Still, on the day we attended the trials and tribulations of Elwood P Dowd and his sister Veta, the family of a woman activist murdered in Afghanistan reportedly were told to claim by police she was mentally ill to avoid reprisals against them.  

It seems stories like Harvey still have the barbs to reflect current events, but the dark undercurrents are muffled in the stately pacing of this production.  So don’t sell your grandmother to buy a ticket, but there’s enough there to keep an audience watching, if not entirely engrossed, and wondering what a sharper production would reveal. An amber light.

Tuesday, 17 March 2015

Review Shrapnel


Shrapnel: 34 Fragments of a Massacre
by Anders Lustgarten
http://www.arcolatheatre.com/

Indefensible   

What to make of Shrapnel – part sly fable, part dramatic slide presentation but also – tragically –   real-life, real-time events when a drone-inspired air strike killed 34 unarmed civilians in 2011 on the Turkish-Iraqi border?

This piece, pivoted on the Roboski Massacre of mostly teenage boy smugglers of Kurdish origin, starts with the schoolchild Kemalist pledge of allegiance to the Turkish Republic and unfurls with stately pace towards a final school register-like roll call of  victims. 

A TLT diversion: During the Cold War, nuclear weapons , if not exactly instruments of peace, were deemed  ultimate defensive deterrents. Any use of the atomic bomb would lead to  inevitable Mutually Assured Destruction (MAD), went the narrative, and no side would be MAD enough to use them.  

But what if governments storing end-the-world bombs to keep the peace give way to the fragmentation of private arms firms exporting technology and weapons, picking out random inhabitants outside villages like Roboski, regardless of their rights as citizens? TLT and her thoughtful jalopy pondered these weighty issues after sitting through this aggressively fragmented play by Anders Lustgarten.  

Snapshot scenes roll out on a precise set – variously the garden of a Turkish Kurd village, the mountain passes, an army camp and interrogation chamber, a TV studio, venues for a media awards ceremony and weapons’ company shareholder AGM and the design shop floor of an arms factory.  

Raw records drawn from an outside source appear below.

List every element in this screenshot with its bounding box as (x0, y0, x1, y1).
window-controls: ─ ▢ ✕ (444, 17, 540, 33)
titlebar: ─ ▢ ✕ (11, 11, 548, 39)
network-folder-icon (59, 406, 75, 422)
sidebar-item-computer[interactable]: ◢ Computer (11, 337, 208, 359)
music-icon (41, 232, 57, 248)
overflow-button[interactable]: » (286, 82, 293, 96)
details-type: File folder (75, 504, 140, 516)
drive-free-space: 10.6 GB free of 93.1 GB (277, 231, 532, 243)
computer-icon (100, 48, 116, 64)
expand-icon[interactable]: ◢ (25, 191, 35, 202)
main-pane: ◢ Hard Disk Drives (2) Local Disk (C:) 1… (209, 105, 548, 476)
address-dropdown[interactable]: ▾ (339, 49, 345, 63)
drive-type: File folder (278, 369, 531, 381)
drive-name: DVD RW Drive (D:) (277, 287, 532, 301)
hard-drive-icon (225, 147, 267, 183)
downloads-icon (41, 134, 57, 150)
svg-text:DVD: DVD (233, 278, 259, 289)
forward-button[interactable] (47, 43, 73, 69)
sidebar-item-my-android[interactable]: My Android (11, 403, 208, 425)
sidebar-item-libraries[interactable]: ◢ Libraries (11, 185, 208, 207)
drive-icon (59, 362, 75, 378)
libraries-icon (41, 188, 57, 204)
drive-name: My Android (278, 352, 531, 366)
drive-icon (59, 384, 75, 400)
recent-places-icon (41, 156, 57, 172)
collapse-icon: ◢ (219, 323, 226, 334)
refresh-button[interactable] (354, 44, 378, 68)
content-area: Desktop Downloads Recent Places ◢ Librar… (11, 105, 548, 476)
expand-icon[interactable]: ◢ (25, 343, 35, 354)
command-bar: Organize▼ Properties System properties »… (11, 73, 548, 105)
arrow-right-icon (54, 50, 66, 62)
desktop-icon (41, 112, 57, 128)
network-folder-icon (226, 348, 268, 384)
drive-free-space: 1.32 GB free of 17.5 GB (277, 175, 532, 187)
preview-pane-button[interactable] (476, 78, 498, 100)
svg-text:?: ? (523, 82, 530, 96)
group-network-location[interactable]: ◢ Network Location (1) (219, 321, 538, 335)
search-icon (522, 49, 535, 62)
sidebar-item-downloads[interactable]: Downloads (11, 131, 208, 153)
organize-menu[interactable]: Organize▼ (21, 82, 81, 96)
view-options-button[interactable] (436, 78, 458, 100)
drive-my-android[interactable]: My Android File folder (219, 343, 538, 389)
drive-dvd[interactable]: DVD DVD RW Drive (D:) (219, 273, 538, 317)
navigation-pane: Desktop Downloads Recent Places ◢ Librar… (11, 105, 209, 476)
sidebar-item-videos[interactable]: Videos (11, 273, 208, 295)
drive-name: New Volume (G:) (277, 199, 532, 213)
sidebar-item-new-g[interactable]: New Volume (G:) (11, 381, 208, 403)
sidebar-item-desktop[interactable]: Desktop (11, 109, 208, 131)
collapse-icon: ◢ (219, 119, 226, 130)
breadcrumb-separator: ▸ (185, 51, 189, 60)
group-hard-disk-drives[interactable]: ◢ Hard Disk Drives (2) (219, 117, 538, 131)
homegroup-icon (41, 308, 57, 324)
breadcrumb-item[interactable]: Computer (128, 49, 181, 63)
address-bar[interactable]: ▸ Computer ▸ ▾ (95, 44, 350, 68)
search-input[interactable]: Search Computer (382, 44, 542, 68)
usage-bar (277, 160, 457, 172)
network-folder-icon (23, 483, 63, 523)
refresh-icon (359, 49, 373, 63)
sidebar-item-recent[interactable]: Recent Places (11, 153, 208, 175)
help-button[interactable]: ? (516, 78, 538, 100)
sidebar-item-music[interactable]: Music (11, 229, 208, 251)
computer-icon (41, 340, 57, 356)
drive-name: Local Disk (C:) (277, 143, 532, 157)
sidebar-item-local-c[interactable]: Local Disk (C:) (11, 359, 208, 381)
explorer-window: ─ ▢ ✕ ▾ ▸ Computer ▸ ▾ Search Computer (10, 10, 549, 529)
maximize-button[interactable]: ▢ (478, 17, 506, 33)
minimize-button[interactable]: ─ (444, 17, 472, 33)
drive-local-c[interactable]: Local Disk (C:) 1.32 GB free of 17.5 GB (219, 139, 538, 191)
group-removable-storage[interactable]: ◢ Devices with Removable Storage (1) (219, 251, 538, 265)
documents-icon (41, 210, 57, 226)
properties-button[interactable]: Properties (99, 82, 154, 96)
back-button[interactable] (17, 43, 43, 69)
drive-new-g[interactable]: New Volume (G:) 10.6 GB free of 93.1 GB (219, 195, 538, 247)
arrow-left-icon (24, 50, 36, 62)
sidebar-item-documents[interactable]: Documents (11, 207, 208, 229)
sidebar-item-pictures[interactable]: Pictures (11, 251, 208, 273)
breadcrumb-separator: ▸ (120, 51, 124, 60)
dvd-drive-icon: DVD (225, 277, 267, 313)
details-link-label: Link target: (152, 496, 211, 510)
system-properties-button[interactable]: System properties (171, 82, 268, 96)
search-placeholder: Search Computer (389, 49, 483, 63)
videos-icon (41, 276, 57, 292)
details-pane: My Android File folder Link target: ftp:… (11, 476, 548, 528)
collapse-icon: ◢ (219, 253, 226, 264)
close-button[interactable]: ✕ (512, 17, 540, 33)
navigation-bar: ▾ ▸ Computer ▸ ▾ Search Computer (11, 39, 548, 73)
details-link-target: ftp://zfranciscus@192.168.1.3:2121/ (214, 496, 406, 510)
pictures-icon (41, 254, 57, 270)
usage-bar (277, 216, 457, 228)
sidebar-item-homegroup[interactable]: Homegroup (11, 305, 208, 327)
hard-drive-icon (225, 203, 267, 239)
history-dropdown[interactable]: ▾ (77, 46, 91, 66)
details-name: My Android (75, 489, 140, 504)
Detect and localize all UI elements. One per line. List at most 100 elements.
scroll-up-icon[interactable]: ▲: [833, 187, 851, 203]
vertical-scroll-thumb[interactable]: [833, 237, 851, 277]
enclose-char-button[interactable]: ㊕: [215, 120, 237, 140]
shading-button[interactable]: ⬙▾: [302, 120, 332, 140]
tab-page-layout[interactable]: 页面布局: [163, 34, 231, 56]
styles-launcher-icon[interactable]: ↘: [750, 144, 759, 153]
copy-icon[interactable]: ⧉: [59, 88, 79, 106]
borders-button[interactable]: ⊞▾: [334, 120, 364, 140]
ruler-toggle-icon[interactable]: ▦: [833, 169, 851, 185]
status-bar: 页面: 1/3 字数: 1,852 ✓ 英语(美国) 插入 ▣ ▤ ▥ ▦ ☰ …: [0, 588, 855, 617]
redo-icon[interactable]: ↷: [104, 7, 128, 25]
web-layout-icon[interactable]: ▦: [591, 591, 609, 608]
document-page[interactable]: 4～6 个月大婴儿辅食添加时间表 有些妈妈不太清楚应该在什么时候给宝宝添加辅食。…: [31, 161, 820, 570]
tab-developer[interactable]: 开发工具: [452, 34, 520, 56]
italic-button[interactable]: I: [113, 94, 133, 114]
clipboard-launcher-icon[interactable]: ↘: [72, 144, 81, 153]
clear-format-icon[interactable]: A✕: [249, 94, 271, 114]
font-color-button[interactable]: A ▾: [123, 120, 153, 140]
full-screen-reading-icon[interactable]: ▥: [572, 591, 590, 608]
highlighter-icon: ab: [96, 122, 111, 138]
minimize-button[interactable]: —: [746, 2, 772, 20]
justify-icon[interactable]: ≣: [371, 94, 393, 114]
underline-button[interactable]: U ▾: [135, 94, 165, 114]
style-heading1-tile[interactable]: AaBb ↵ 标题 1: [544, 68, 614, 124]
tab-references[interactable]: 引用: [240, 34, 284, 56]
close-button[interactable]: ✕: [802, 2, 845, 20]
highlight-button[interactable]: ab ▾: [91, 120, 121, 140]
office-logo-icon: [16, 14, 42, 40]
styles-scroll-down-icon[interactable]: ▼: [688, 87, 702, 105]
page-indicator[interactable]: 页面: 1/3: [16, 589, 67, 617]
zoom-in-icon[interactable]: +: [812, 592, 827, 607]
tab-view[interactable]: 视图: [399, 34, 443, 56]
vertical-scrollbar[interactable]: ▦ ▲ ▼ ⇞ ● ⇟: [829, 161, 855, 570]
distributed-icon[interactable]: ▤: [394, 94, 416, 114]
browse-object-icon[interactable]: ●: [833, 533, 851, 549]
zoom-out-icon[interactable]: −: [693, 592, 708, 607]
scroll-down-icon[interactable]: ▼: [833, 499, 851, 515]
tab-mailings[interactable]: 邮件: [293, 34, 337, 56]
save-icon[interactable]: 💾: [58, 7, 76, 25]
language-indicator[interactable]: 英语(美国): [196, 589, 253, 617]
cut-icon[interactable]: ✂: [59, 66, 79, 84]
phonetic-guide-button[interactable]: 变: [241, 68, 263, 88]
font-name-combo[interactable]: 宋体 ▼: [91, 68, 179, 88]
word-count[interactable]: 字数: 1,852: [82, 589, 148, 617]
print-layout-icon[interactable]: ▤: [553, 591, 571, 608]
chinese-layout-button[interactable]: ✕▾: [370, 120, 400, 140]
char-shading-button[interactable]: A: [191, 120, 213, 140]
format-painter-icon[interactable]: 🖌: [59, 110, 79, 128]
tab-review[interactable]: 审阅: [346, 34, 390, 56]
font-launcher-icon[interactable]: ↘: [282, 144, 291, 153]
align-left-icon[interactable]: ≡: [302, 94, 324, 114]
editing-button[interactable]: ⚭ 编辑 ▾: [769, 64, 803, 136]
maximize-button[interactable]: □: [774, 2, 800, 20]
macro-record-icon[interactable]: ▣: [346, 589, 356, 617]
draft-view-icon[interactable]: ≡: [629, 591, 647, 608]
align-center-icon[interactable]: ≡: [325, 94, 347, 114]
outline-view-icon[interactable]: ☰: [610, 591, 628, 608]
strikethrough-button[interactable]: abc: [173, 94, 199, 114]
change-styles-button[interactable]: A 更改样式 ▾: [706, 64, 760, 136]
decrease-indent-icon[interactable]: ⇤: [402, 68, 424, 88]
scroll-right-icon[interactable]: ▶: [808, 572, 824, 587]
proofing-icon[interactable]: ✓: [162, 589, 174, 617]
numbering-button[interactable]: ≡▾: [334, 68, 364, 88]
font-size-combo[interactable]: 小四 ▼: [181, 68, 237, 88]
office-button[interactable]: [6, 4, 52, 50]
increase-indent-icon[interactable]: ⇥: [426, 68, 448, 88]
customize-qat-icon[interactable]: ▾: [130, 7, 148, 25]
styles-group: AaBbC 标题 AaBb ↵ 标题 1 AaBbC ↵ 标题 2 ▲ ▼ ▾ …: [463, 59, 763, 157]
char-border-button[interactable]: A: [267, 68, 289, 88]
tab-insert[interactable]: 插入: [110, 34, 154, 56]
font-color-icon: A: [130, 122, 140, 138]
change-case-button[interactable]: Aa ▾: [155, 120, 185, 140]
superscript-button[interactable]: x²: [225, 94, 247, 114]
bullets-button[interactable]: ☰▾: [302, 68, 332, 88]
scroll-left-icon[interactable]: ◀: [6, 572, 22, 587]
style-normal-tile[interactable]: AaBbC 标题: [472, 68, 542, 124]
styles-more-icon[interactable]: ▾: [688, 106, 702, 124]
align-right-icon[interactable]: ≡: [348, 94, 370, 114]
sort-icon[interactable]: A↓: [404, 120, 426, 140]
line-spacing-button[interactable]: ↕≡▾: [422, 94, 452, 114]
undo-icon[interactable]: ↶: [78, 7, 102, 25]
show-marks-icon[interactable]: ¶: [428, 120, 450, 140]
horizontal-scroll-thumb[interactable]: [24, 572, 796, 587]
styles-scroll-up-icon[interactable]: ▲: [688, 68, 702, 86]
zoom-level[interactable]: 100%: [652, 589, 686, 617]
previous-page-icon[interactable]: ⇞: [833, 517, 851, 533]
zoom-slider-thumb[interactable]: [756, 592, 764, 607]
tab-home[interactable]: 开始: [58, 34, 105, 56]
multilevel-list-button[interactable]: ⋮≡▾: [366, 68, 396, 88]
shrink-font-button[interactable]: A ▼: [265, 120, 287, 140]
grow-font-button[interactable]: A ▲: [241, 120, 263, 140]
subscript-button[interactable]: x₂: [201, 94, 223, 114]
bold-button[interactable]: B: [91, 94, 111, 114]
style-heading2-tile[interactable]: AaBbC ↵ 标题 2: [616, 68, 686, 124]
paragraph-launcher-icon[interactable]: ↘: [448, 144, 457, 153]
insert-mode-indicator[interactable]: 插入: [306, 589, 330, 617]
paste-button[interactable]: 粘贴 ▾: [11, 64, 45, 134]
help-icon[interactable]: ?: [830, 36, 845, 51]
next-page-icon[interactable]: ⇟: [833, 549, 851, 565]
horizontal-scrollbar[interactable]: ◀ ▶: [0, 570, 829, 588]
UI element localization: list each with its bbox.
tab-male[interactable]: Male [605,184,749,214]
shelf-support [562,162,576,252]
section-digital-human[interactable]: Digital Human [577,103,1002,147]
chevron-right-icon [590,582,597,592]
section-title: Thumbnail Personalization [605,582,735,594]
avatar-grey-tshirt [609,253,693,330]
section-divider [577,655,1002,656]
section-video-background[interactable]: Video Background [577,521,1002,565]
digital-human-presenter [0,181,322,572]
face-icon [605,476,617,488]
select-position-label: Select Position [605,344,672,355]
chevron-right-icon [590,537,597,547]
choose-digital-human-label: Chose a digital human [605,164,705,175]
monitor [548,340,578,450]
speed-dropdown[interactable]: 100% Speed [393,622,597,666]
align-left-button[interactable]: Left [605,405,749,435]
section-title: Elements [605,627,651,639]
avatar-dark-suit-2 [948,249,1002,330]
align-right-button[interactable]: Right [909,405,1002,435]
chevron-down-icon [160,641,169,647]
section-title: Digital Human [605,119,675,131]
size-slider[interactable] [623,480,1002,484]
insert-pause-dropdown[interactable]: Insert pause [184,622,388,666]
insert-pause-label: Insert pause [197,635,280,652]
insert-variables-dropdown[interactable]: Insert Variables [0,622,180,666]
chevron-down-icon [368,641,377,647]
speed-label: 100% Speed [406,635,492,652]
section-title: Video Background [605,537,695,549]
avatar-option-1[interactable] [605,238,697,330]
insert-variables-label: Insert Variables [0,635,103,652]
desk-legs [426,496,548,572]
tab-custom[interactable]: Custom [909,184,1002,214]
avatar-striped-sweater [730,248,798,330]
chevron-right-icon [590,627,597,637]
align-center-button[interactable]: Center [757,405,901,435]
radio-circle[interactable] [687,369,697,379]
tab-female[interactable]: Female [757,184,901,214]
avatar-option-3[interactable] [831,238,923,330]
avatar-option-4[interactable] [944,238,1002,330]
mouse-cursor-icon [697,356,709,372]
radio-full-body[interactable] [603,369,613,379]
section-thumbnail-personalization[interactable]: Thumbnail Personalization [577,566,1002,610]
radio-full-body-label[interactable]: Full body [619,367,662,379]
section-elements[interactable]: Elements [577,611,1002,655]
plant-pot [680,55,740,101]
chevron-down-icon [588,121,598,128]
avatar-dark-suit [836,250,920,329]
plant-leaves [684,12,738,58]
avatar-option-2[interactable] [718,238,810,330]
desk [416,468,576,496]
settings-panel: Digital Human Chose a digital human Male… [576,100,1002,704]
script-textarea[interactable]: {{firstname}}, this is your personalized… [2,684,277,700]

Wooden frameworked entrances on one side stand below a huge drone computer screen focussing on fuzzy specks – human beings -  in its viewfinder, in a design by Anthony Lamble.

Meanwhile, on the opposite side, another smaller screen, sticking out like a signpost, gives a Turkish translation of the pithy dialogue.  Interesting because, even without a knowledge of Turkish, the staccato style lends itself to the audience trying to match the English lines with the Turkish. 

Six actors take their places on the stage as narrators, villagers, Turkish soldiers, media workers and personalities, arms’ company executives, drone operatives and British technicians, all living in their own villages  around the globe. 

Director Mehmet Egen manages a tricky balancing act in a finely measured production, ranging from the poetic to the polemic. Lucid performances from a confident ensemble cast also have the benefit of carefully-judged lighting and video design by Richard Williamson and sound by Neil McKeown.  

So back to our original question: What to make of all this? It’s not a bundle of laughs but a prickly pear of a play. For even if the sweeping unfairness of Lustgarten’s “we are all complicit” provocation sets one’s teeth on edge, is it any different from the "strike first, ask questions later" nature of the Roboski massacre? Maybe deliberately too elliptic, both as Turkish history and analysis of world powerbroking and economic leverage, the fragments are still sharp edged enough  to cut. An amber to green light for a play that reveals the skull beneath the skin of new technology.